The Dirac--Bergmann approach to optimal control theory

TL;DR

This paper introduces a new optimal control framework using the Dirac--Bergmann algorithm, which automatically derives solutions for classical and quantum systems without variational methods, demonstrated through classical and quantum examples.

Contribution

It presents a novel control approach based on the Dirac--Bergmann algorithm, bypassing traditional variational techniques in favor of algebraic closure methods.

Findings

Successfully applied to classical brachistochrone problem

Extended to time-optimal control of quantum systems

Demonstrated effectiveness for both closed and open quantum systems

Abstract

We present a novel framework for optimal control in both classical and quantum systems.

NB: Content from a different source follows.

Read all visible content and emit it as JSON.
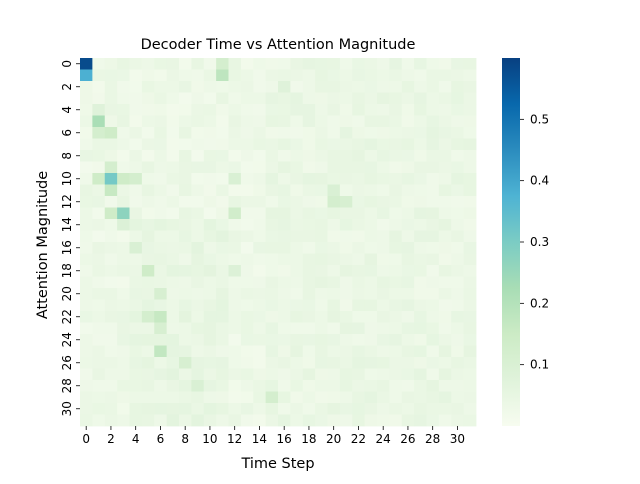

Our approach leverages the Dirac--Bergmann algorithm: a systematic method for formulating and solving constrained dynamical systems. In contrast to the standard Pontryagin Principle, which is used in control theory, our approach bypasses the need to perform a variation to obtain the optimal solution. Instead, the Dirac--Bergmann algorithm generates the optimal solution automatically, through the closure of the Poission Bracket algebra of the full set of constraints and the Hamiltonian. The efficacy of our framework is demonstrated through two quintessential examples: (1) the classical brachistochrone problem and (2) the time-optimal control of a generic quantum system, relevant for quantum technological applications. In the latter example, both closed and open quantum systems are discussed.